This is a story about the gift of contrast. Water and desert are used as analogies not labels – I could use, for example, the polar ice caps and the tropics. Water and the desert just work for me.
Imagine you’ve focused your life’s work on the study of water and you move to the desert. Like anyone who has a career specialty, we hive together feeding off each other’s energy, comparing our pails of water. When I moved from Toronto/New York to the foothills of the Blue Ridge Mountains, I had no idea where to put my bucket.
It’s a beautiful thing to be a stranger in a welcoming place. You must learn to navigate a new space and before you can know where you belong, you have to know where you are.
Now, you may think you know where this story is going. The water/desert metaphor is just too strong and it would be easy to assume that there is an epiphany of the desert needing the water.
Cue the plot twist.
As I look out my big studio windows, my current body of work reads:
- episodic hourly drama series pilot/pitch complete
- reality tv show pitch complete
- two podcasts in development
- national staged project fusing sciences and arts in production
- jewelry design company
- special projects for regional organizations that utilize my particular ‘water skillset’
This has been the most productive time of my entire career. Yes, of course, obviously, there is a lot of creativity and artistry in the foothills of these mountains- that is a given. Yet in learning about this place, I have learned so much about myself. It has redefined my work with a freedom that I did not find while swimming in the ocean with my bucket.
Huh! Plot twist revealed – Turns out that what my study of water was missing, was the desert.
It can start with a phone call ‘Hi, do you have a minute to chat?‘ or an email ‘Hey, not sure how busy you are these days but I have an idea to run by you…‘and I am swept into a story project.
As a Creative Development Producer I bring an artist’s perspective and producer’s strategic opinion to a project. How can this story be creatively told while keeping the logistics and finances in control. What is the best way to develop the production with this particular artist or company, keeping their unique vision at the core?
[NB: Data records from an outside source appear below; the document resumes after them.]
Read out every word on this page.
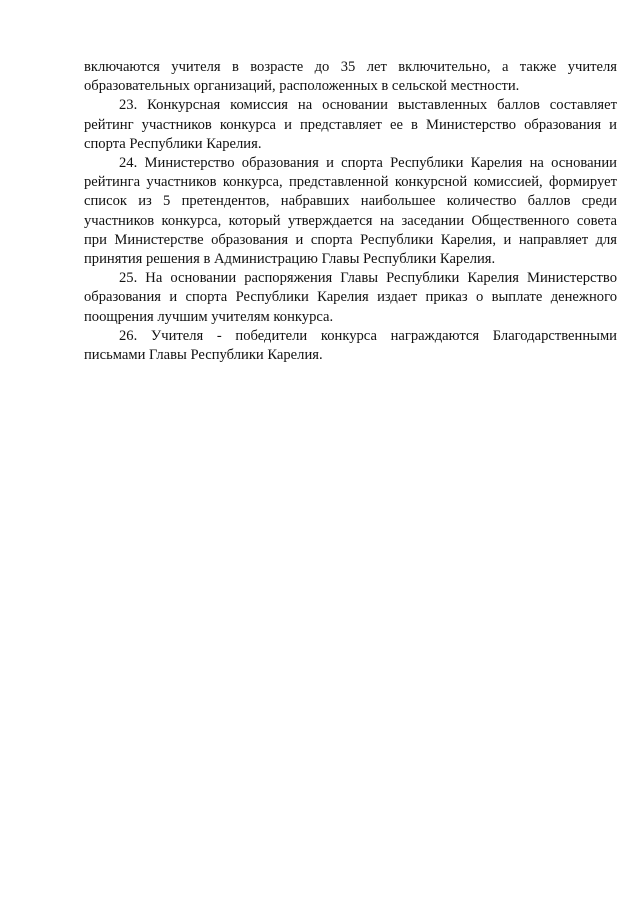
включаются учителя в возрасте до 35 лет включительно, а также учителя образовательных организаций, расположенных в сельской местности.

23. Конкурсная комиссия на основании выставленных баллов составляет рейтинг участников конкурса и представляет ее в Министерство образования и спорта Республики Карелия.

24. Министерство образования и спорта Республики Карелия на основании рейтинга участников конкурса, представленной конкурсной комиссией, формирует список из 5 претендентов, набравших наибольшее количество баллов среди участников конкурса, который утверждается на заседании Общественного совета при Министерстве образования и спорта Республики Карелия, и направляет для принятия решения в Администрацию Главы Республики Карелия.

25. На основании распоряжения Главы Республики Карелия Министерство образования и спорта Республики Карелия издает приказ о выплате денежного поощрения лучшим учителям конкурса.

26. Учителя - победители конкурса награждаются Благодарственными письмами Главы Республики Карелия.
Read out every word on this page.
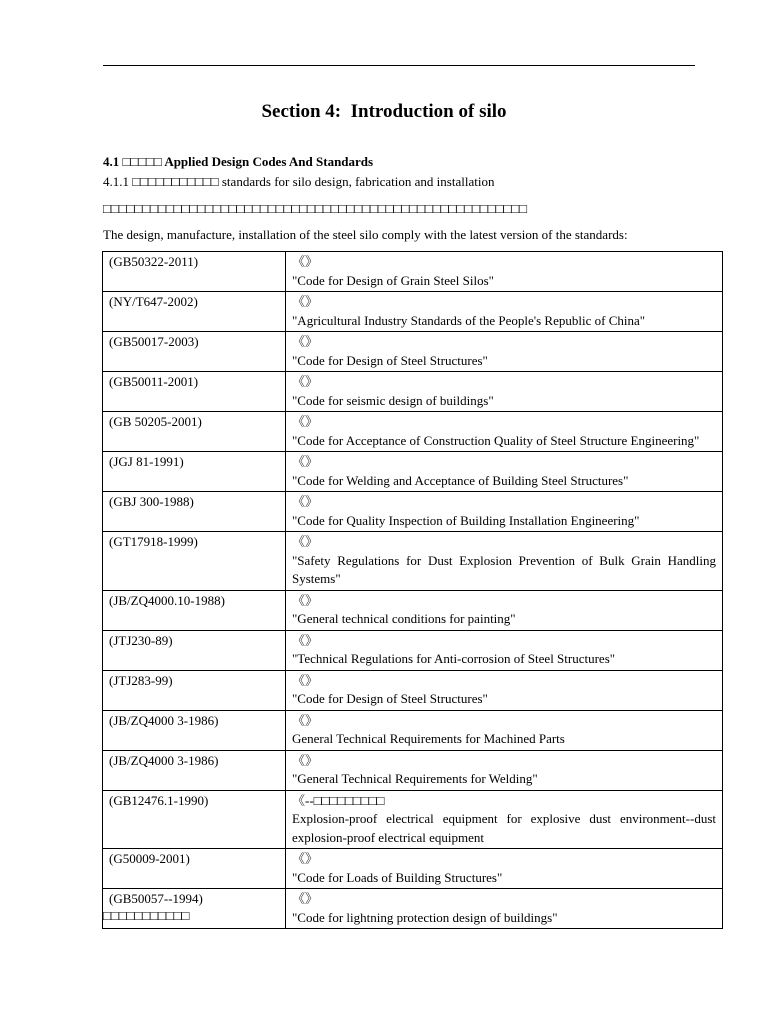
Section 4:  Introduction of silo
4.1 □□□□□ Applied Design Codes And Standards
4.1.1 □□□□□□□□□□□ standards for silo design, fabrication and installation
□□□□□□□□□□□□□□□□□□□□□□□□□□□□□□□□□□□□□□□□□□□□□□□□□□□□□□
The design, manufacture, installation of the steel silo comply with the latest version of the standards:
(GB50322-2011)	《》
"Code for Design of Grain Steel Silos"

(NY/T647-2002)	《》
"Agricultural Industry Standards of the People's Republic of China"

(GB50017-2003)	《》
"Code for Design of Steel Structures"

(GB50011-2001)	《》
"Code for seismic design of buildings"

(GB 50205-2001)	《》
"Code for Acceptance of Construction Quality of Steel Structure Engineering"

(JGJ 81-1991)	《》
"Code for Welding and Acceptance of Building Steel Structures"

(GBJ 300-1988)	《》
"Code for Quality Inspection of Building Installation Engineering"

(GT17918-1999)	《》
"Safety Regulations for Dust Explosion Prevention of Bulk Grain Handling Systems"

(JB/ZQ4000.10-1988)	《》
"General technical conditions for painting"

(JTJ230-89)	《》
"Technical Regulations for Anti-corrosion of Steel Structures"

(JTJ283-99)	《》
"Code for Design of Steel Structures"

(JB/ZQ4000 3-1986)	《》
General Technical Requirements for Machined Parts

(JB/ZQ4000 3-1986)	《》
"General Technical Requirements for Welding"

(GB12476.1-1990)	《--□□□□□□□□□
Explosion-proof electrical equipment for explosive dust environment--dust explosion-proof electrical equipment

(G50009-2001)	《》
"Code for Loads of Building Structures"

(GB50057--1994)	《》
"Code for lightning protection design of buildings"
□□□□□□□□□□□
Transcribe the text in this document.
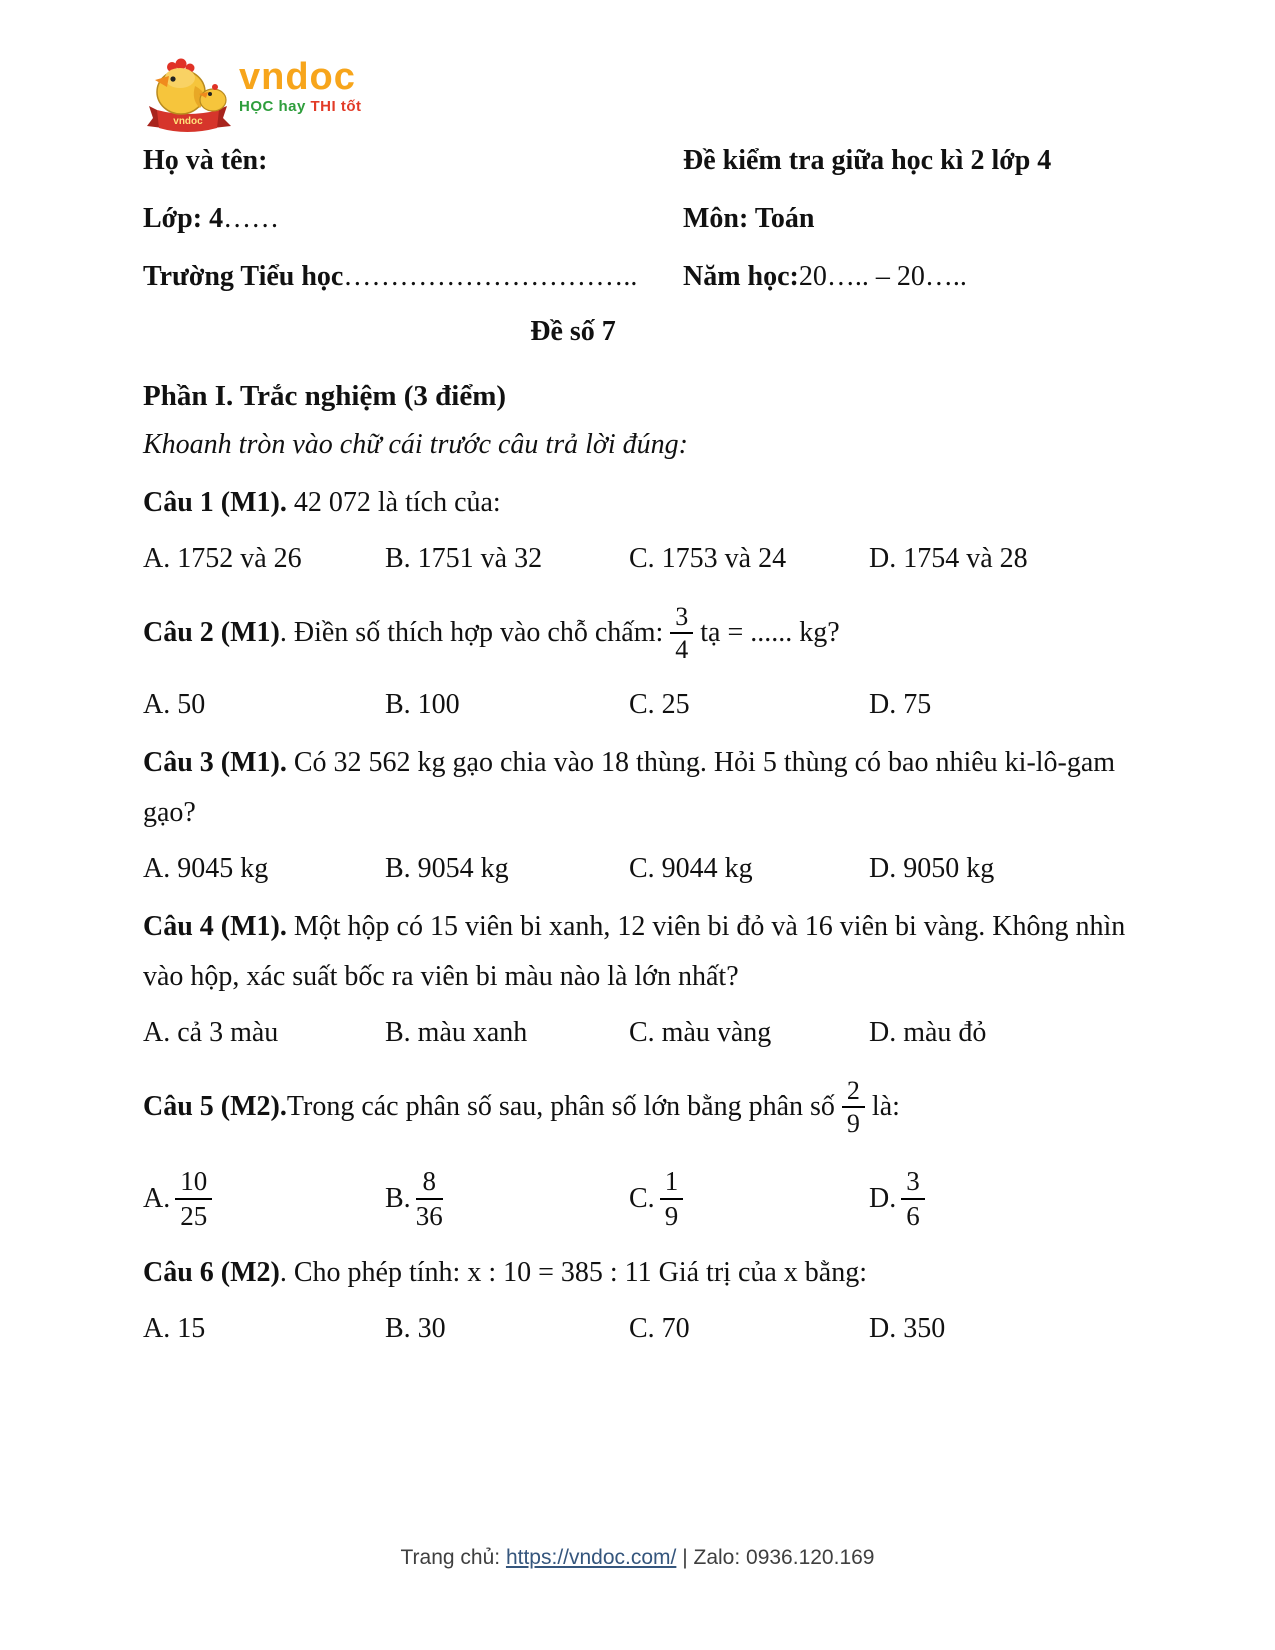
vndoc
vndoc
HỌC hay THI tốt
Họ và tên:	Đề kiểm tra giữa học kì 2 lớp 4
Lớp: 4 ……	Môn: Toán
Trường Tiểu học ………………………….. Năm học: 20….. – 20…..
Đề số 7
Phần I. Trắc nghiệm (3 điểm)
Khoanh tròn vào chữ cái trước câu trả lời đúng:

Câu 1 (M1). 42 072 là tích của:

A. 1752 và 26	B. 1751 và 32	C. 1753 và 24	D. 1754 và 28

Câu 2 (M1) . Điền số thích hợp vào chỗ chấm: $\frac{3}{4}$ tạ = ...... kg?

A. 50	B. 100	C. 25	D. 75

Câu 3 (M1). Có 32 562 kg gạo chia vào 18 thùng. Hỏi 5 thùng có bao nhiêu ki-lô-gam gạo?

A. 9045 kg	B. 9054 kg	C. 9044 kg	D. 9050 kg

Câu 4 (M1). Một hộp có 15 viên bi xanh, 12 viên bi đỏ và 16 viên bi vàng. Không nhìn vào hộp, xác suất bốc ra viên bi màu nào là lớn nhất?

A. cả 3 màu	B. màu xanh	C. màu vàng	D. màu đỏ

Câu 5 (M2). Trong các phân số sau, phân số lớn bằng phân số $\frac{2}{9}$ là:

A. $\frac{10}{25}$	B. $\frac{8}{36}$	C. $\frac{1}{9}$	D. $\frac{3}{6}$

Câu 6 (M2). Cho phép tính: x : 10 = 385 : 11 Giá trị của x bằng:

A. 15	B. 30	C. 70	D. 350
Trang chủ: https://vndoc.com/ | Zalo: 0936.120.169
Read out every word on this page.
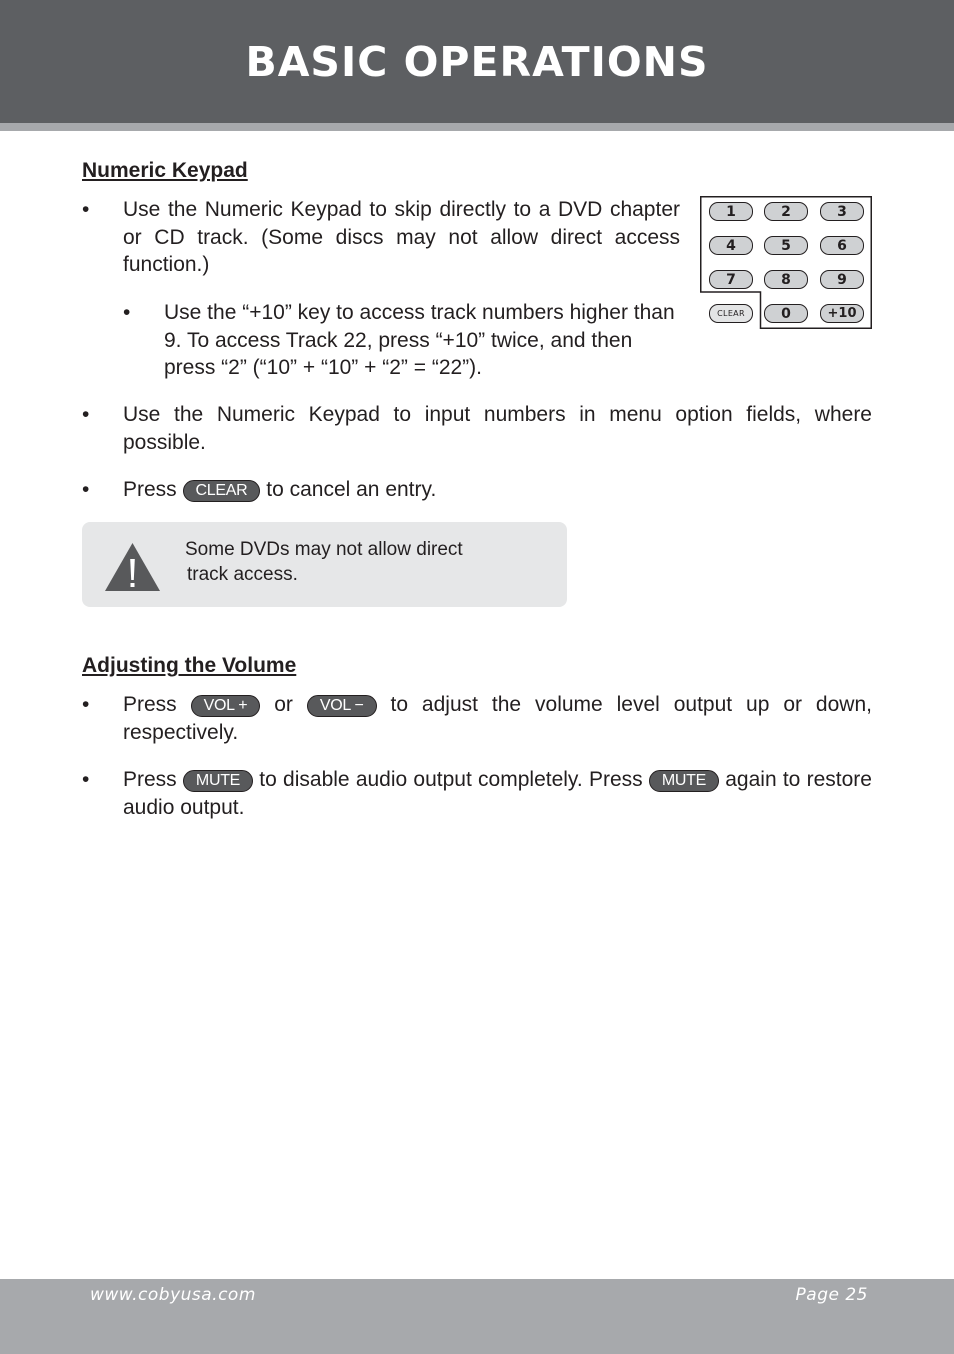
BASIC OPERATIONS
Numeric Keypad
• Use the Numeric Keypad to skip directly to a DVD chapter or CD track. (Some discs may not allow direct access function.)
• Use the “+10” key to access track numbers higher than 9. To access Track 22, press “+10” twice, and then press “2” (“10” + “10” + “2” = “22”).
1	2	3
4	5	6
7	8	9
CLEAR	0	+10
• Use the Numeric Keypad to input numbers in menu option fields, where possible.
• Press CLEAR to cancel an entry.
Some DVDs may not allow direct
track access.
Adjusting the Volume
• Press VOL + or VOL − to adjust the volume level output up or down, respectively.
• Press MUTE to disable audio output completely. Press MUTE again to restore audio output.
www.cobyusa.com	Page 25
With this mindset I have been able to bring a concept from idea to the fullest expression of itself regardless of its scope. Whether the Olympic Torch Relay Celebration held outdoors on Christmas Eve to a crowd of 10,000 and a live to air televised audience, or with a single singer/songwriter in the studio recording a new composition, this approach has remained the same. How can I best tell this story? In what medium will it find its voice – is it film, music, dance, written word, television, stage?
Throw out the templates, forge the right connections, build on past experiences and trust your instinct. There is little artistic fulfillment in repeating a set pattern of how to stage a show. Why copy someone else’s method of filming when your individual perspective is so compelling? Yes we begin with certain norms, a set of standard practices, then move from there. Not for the sake of being different, but because our voices are unique.
Finding an audience is the honest indicator of how effective the process of development was. If the book is read or the show’s ratings are solid then the project connected. And the bottom line is that any project I have worked on has required an audience as an indicator of success – financially and artistically.
Typically when asked what I do, I respond with ‘I tell stories’. Telling stories that engage, reveal, enlighten and connect us I believe is the thread that runs through the seemingly disparate productions that have filled my life. It’s a fabulous way to spend the day!